Hydrogenation of carbon dioxide may on the one hand contribute to reduction of CO₂ emissions, on the other hand we might make use of CO₂ to raise the energy density of hydrogen based energy carriers by orders of magnitude. The hydrogenation products methane and methanol provide the physical properties for improved energy density of hydrogen based energy carriers. Both constituents do also easily release hydrogen by steam reforming, making them highly feasible for fuel cell powering. However, hydrogenation of CO₂ is not free of charge and does need sophisticated stable catalysts, easy to prepare, easy to recycle, robust and stable for long term usage. A suitable catalyst system can improve the reaction conditions concerning temperature, pressure, CO₂ conversion, and product yield. State of the art catalysts in industrial methanol production are Cu/ZnO/Al₂O₃, for methane synthesis Ni-based catalysts with Al₂O₃ backbone or SiO₂ backbone have established.

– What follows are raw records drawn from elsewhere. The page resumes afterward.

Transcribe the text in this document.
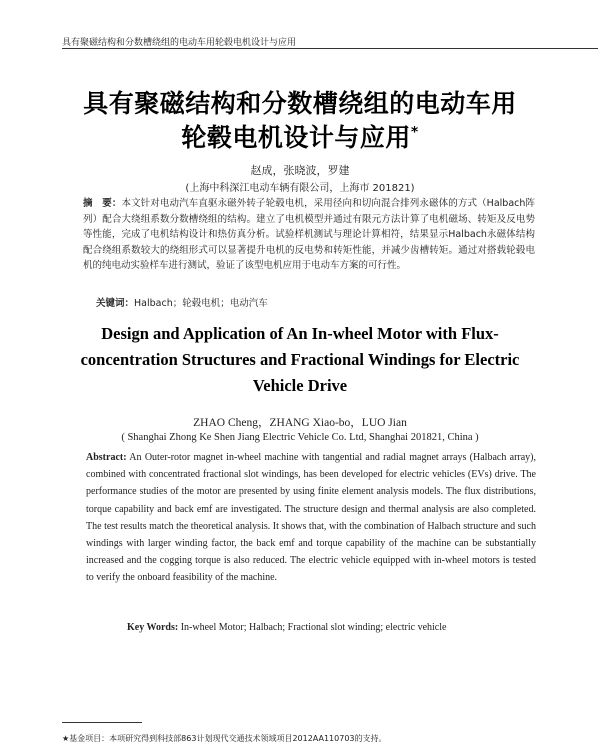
具有聚磁结构和分数槽绕组的电动车用轮毂电机设计与应用
具有聚磁结构和分数槽绕组的电动车用
轮毂电机设计与应用*
赵成，张晓波，罗建
(上海中科深江电动车辆有限公司，上海市 201821)
摘　要：本文针对电动汽车直驱永磁外转子轮毂电机，采用径向和切向混合排列永磁体的方式（Halbach阵列）配合大绕组系数分数槽绕组的结构。建立了电机模型并通过有限元方法计算了电机磁场、转矩及反电势等性能，完成了电机结构设计和热仿真分析。试验样机测试与理论计算相符，结果显示Halbach永磁体结构配合绕组系数较大的绕组形式可以显著提升电机的反电势和转矩性能，并减少齿槽转矩。通过对搭载轮毂电机的纯电动实验样车进行测试，验证了该型电机应用于电动车方案的可行性。
关键词：Halbach；轮毂电机；电动汽车
Design and Application of An In-wheel Motor with Flux-
concentration Structures and Fractional Windings for Electric
Vehicle Drive
ZHAO Cheng，ZHANG Xiao-bo，LUO Jian
( Shanghai Zhong Ke Shen Jiang Electric Vehicle Co. Ltd, Shanghai 201821, China )
Abstract: An Outer-rotor magnet in-wheel machine with tangential and radial magnet arrays (Halbach array), combined with concentrated fractional slot windings, has been developed for electric vehicles (EVs) drive. The performance studies of the motor are presented by using finite element analysis models. The flux distributions, torque capability and back emf are investigated. The structure design and thermal analysis are also completed. The test results match the theoretical analysis. It shows that, with the combination of Halbach structure and such windings with larger winding factor, the back emf and torque capability of the machine can be substantially increased and the cogging torque is also reduced. The electric vehicle equipped with in-wheel motors is tested to verify the onboard feasibility of the machine.
Key Words: In-wheel Motor; Halbach; Fractional slot winding; electric vehicle
★基金项目：本项研究得到科技部863计划现代交通技术领域项目2012AA110703的支持。
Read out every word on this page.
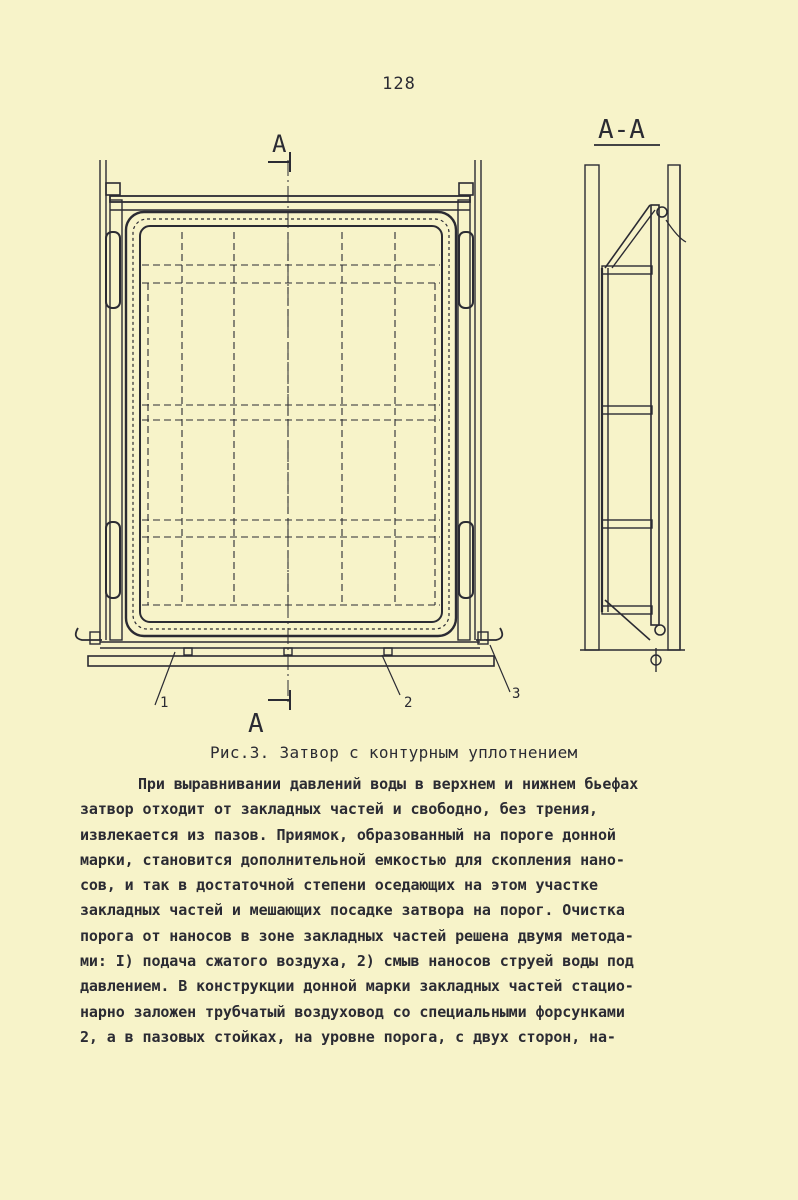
128
А
А
А-А
1	2
3
Рис.3. Затвор с контурным уплотнением
При выравнивании давлений воды в верхнем и нижнем бьефах
затвор отходит от закладных частей и свободно, без трения,
извлекается из пазов. Приямок, образованный на пороге донной
марки, становится дополнительной емкостью для скопления нано-
сов, и так в достаточной степени оседающих на этом участке
закладных частей и мешающих посадке затвора на порог. Очистка
порога от наносов в зоне закладных частей решена двумя метода-
ми: I) подача сжатого воздуха, 2) смыв наносов струей воды под
давлением. В конструкции донной марки закладных частей стацио-
нарно заложен трубчатый воздуховод со специальными форсунками
2, а в пазовых стойках, на уровне порога, с двух сторон, на-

Changing the catalyst backbone from Al₂O₃ to MgO is very promising due to the appreciable CO₂ capture capacity of MgO as well as the low technological demand for recycling of spent catalysts. Due to the caustic properties of MgO based catalyst systems a product yield close to equilibrium conversion can even be obtained at moderate operation pressure. Exemplarily Ni doped MgO catalysts offer great performances in methanation of CO₂ at ambient pressure. For catalyst optimization the Ni-load of MgO has been varied between 11 wt% and 27 wt%. For methanol synthesis the catalyst performance of Cu/MgO and Cu/ZnO/MgO systems has been investigated and compared.